The Central Valley aquifers have a higher recharge rate than the southern High Plains because California’s water management system includes built-in surface water diversions that renew the groundwater. That safeguard provides little benefit during dry times, however. According to the latest U.S. Drought Monitor update on October 7, several of California’s largest reservoirs are running at their second-lowest levels on record. The report states: “No doubt about it, an above-normal Water Year is sorely needed to stave off even further depletion of surface and groundwater supplies [in California].”
As the Central Valley example illustrates, high groundwater use was not necessarily correlated with a negative groundwater trend; an actual correlation analysis would have to take into account the rate of recharge, which is closely related to annual precipitation. Other locations such as eastern Texas, Alabama, and the Mid-Atlantic region, have also seen depleted groundwater supplies as a result of drought. In the Upper Missouri River Basin, which flows east out of Montana and then south through the High Plains, water storage is actually increasing in part due changes in precipitation in the region, which is making river basins more vulnerable to flooding.
According to the 2014 National Climate Assessment, the southern High Plains region observed an overall 16 percent increase in the amount of precipitation that falls in very heavy downpour events from 1958 to 2012. Both changing precipitation and land-use patterns are increasing severity and frequency of flooding throughout much of the basin, damaging infrastructure and creating unsafe conditions for water transportation.
Outside of the United States, scientists are already seeing groundwater declining in Northern India and the Middle East due to unsustainable rates of groundwater withdrawals for irrigation. Global warming could potentially complicate regional water issues such as these in the future. Studies incorporating both observations and climate models suggest that in a warming world, the global water cycle will continue to intensify, with rainy places becoming wetter and dry places becoming drier.

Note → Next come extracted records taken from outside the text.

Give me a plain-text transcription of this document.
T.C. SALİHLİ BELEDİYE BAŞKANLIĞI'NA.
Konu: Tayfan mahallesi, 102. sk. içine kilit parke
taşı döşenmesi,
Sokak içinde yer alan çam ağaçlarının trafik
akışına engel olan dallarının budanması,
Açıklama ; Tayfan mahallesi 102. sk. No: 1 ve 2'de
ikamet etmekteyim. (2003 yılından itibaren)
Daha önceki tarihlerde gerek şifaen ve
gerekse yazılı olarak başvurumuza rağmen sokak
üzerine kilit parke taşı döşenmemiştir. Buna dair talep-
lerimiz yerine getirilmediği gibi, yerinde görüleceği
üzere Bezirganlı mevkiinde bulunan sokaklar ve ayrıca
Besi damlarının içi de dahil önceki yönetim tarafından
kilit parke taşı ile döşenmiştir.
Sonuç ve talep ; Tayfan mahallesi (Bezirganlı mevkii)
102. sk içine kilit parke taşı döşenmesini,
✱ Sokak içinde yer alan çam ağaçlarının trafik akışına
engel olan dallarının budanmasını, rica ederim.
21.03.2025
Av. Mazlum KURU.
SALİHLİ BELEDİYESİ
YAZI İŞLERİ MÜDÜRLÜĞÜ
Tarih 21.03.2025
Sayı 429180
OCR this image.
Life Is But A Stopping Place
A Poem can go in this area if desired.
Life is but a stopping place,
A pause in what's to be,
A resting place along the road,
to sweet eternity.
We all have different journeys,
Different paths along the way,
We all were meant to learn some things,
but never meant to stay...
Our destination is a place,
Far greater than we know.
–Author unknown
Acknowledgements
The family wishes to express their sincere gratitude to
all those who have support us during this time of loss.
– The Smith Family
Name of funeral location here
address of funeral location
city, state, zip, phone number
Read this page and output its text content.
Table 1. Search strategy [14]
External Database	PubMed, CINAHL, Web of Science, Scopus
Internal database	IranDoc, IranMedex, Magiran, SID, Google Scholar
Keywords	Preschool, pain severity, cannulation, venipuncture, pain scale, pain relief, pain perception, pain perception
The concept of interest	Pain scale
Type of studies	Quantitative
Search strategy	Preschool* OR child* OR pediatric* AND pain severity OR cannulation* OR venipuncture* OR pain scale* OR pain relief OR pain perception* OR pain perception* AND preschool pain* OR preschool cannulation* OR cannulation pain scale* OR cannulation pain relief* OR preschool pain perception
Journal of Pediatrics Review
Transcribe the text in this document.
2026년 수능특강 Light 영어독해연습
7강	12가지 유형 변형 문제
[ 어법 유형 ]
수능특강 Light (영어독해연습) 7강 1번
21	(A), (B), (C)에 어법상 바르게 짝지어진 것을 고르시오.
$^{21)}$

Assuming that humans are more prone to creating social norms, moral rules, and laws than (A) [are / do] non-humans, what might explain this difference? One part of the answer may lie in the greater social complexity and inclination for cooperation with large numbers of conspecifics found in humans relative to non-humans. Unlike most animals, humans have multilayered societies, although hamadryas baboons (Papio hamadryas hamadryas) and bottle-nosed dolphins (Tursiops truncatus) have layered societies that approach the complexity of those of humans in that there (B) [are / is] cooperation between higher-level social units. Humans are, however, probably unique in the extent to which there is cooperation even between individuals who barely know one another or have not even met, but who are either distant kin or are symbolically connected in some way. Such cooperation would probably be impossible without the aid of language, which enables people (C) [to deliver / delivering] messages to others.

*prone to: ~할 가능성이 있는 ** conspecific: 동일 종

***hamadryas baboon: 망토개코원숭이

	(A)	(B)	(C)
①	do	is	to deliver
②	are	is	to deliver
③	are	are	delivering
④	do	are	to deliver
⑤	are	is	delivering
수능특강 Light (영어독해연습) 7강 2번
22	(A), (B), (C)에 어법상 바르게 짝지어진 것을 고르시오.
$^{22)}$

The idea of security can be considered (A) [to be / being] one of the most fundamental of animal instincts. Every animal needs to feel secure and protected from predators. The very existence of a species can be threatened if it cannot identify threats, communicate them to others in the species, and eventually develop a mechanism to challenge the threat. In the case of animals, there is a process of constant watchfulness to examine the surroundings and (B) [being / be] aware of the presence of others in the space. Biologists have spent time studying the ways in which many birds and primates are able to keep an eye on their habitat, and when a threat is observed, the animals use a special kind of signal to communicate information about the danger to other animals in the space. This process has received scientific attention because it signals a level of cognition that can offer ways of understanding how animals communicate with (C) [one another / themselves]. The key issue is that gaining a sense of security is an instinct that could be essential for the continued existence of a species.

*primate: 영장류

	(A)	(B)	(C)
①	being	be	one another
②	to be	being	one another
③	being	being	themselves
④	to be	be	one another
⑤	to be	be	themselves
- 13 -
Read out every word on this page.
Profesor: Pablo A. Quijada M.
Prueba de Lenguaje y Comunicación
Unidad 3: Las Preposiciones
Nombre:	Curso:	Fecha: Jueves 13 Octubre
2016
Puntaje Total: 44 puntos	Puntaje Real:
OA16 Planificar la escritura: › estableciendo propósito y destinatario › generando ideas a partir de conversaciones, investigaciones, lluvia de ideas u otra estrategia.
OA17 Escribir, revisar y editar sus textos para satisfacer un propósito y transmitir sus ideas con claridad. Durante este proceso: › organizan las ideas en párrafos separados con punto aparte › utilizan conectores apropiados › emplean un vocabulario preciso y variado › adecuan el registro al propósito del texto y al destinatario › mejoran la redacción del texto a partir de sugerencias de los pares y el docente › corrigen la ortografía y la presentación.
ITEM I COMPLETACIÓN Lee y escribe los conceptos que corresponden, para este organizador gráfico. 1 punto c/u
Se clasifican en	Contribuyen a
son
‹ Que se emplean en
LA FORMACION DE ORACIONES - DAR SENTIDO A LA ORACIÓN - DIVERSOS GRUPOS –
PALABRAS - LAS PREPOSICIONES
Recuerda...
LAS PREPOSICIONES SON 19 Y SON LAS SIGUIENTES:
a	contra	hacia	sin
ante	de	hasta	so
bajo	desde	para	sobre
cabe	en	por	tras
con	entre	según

Map by Climate.gov, based on Figure S1 from Famiglietti and Rodell, 2013, and estimated county-level water use data in 2005 from the United States Geological Survey.
*Editorial note: A previous version of this article incorrectly stated that Upper Missouri River Basin flows west out of Montana and then north through the High Plains.
References
J. S. Famiglietti, M. Lo, S. L. Ho, J. Bethune, K. J. Anderson, T. H. Syed, S. C. Swenson, C. R. de Linage, and M. Rodell (2011), Satellites measure recent rates of groundwater depletion in California's Central Valley. Geophys. Res. Lett., 38, L03403.
J.S. Famiglietti, and M. Rodell (2013). Water in the Balance. Science , 340, 1300-1301.
J. T. Reager, B. F. Thomas, J. S. Famiglietti. River basin flood potential inferred using GRACE gravity observations at several months lead time. Nature Geoscience, 2014.
B. R. Scanlon et al., (2012). Groundwater depletion and sustainability of irrigation in the US High Plains and Central Valley. Proceedings of the National Academy of Sciences of the United States of America. 109, 9320-9325.
V. M. Tiwari, J. Wahr, S. Swenson (2009). Dwindling groundwater resources in northern India, from satellite gravity observations. Geophysical Research Letters. 36, L18401.
K. A. Voss et al., (2013). Groundwater depletion in the Middle East from GRACE with implications for transboundary water management in the Tigris-Euphrates-Western Iran region. Water Resources Research. 49, 904-914.